Well down the list is dealing with global warming (and I’m guessing the related complex of problems). Protecting the environment fares about 10–20 points better, as though it were a separate issue. What is most important to the public, however, are those things at which our leaders are failing the worst: the economy and jobs; terrorism; and education. Every administration and Congress initially pays ample lip service to priorities with wide public support but then diverts to a different agenda. This paragraph by Joel Hirschhorn captures the sort of populism now practiced.

With the Bush-corrosion of our Constitution and collapse of the economic system after it had been exploited by the rich and corrupt, what better time for revolution? Instead, we got a president with a glib tongue, a terrific smile and a deep commitment to the two-party plutocracy and corporate state. Obama is no populist, not even close. Nor is he a genuine reformer. At best, he is a master exploiter of populism.

It’s noteworthy that Hirschhorn saw through the B.S. five years ago.

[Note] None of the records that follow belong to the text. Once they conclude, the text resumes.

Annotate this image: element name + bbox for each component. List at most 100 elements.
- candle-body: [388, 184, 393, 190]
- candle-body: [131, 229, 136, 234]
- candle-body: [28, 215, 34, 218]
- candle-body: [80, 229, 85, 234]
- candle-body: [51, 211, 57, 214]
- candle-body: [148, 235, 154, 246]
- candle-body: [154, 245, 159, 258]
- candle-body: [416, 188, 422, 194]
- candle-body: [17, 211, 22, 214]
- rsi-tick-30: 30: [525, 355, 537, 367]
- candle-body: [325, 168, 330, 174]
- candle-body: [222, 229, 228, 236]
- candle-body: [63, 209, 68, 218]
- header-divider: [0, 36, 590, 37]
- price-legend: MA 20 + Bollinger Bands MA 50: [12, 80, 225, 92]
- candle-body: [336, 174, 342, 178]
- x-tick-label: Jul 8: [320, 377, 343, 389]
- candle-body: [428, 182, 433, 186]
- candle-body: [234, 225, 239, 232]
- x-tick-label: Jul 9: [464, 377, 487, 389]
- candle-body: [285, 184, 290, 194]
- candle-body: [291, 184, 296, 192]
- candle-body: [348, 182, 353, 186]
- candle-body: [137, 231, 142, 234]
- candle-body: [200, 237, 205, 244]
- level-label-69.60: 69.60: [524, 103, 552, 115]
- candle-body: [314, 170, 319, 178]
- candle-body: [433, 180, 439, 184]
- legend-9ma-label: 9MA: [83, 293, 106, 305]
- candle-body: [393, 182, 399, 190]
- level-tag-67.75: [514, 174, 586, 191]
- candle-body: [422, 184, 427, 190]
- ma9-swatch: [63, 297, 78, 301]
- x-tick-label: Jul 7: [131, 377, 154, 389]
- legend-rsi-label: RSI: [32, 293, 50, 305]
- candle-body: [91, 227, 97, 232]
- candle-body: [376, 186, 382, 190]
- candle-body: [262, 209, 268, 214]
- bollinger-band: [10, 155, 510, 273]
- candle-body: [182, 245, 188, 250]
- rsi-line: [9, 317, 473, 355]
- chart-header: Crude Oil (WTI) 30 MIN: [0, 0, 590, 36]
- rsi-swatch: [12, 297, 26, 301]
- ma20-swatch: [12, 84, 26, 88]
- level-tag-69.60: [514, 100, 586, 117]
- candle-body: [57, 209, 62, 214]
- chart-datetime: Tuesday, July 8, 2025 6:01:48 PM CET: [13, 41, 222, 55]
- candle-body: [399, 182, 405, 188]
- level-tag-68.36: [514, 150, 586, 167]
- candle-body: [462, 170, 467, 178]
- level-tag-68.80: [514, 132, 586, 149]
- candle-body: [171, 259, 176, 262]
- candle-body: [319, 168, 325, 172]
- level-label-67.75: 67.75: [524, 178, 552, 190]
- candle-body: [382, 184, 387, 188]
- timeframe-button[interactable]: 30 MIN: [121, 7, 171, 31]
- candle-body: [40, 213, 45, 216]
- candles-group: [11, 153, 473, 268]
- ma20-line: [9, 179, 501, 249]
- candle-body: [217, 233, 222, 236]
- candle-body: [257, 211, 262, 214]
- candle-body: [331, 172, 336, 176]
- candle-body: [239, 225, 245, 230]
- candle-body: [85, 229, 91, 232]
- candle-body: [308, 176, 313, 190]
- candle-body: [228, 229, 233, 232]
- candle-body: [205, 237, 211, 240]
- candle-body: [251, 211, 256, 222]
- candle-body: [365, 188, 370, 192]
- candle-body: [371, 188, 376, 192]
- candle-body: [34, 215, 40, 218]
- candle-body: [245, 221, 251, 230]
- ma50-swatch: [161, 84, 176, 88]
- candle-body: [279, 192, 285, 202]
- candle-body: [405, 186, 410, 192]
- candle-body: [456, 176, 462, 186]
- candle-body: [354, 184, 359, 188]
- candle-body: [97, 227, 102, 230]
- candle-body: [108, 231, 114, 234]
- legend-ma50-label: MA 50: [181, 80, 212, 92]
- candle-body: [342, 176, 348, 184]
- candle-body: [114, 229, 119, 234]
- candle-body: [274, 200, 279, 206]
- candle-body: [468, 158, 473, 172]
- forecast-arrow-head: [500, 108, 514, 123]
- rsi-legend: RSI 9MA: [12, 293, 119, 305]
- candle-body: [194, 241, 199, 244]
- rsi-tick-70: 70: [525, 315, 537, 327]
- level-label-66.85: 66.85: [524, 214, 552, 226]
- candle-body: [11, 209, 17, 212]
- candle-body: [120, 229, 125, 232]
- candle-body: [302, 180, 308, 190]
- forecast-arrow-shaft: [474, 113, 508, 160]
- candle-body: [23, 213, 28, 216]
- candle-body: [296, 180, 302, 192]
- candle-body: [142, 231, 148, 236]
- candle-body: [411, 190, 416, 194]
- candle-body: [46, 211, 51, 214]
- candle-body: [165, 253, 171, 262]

A similar disconnect between public mandate and leadership is described in this Truthout article from 2011:

According to the latest poll conducted by CBS “60 Minutes” and the magazine Vanity Fair, 61 percent of Americans want to raise taxes on the wealthy as the primary way to cut the budget. The same poll finds that the second most popular first choice for cutting the nation’s budget deficit, at 20 percent, is cutting the military budget. That is, 81 percent of us — four out of five — would cut the deficit by taxing the rich and/or slashing military spending. Only four percent of those polled favored cutting Medicare … and only three percent favored cutting Social Security … A second poll, this time by CNN, reports that 63 percent of Americans oppose the US War in Afghanistan and want it ended. Only 35 percent say they support the war (now in its ninth year).

With such a disconnect stalling meaningful discussion before it begins, no wonder that controlling rhetoric is defined instead by funding (profit), celebrity (guru glorification, including green-washing types), and false solutionism. They are precisely the wrong kinds of issues, of course. The right kinds might involve the realization that…

  1. in an interconnected world, we all succeed and fail together in this life (there is no us and them anymore),
  2. the time has long passed for solutions and (an attempt at) mitigation is the next step, and
  3. moral choices about how we act in the time remaining us are of paramount importance once deteriorating conditions lead to widespread chaos.

Instead we get slick salesmanship to keep the economy humming (funneling capital to the top) and the masses calmed or blissed-out on gadgetry. We get not-so-behind-the-scenes preparations to cull and quarantine the population when the going gets rough. And we succumb to infighting among those who can’t achieve consensus about what’s to be done. Us and them to the bitter end.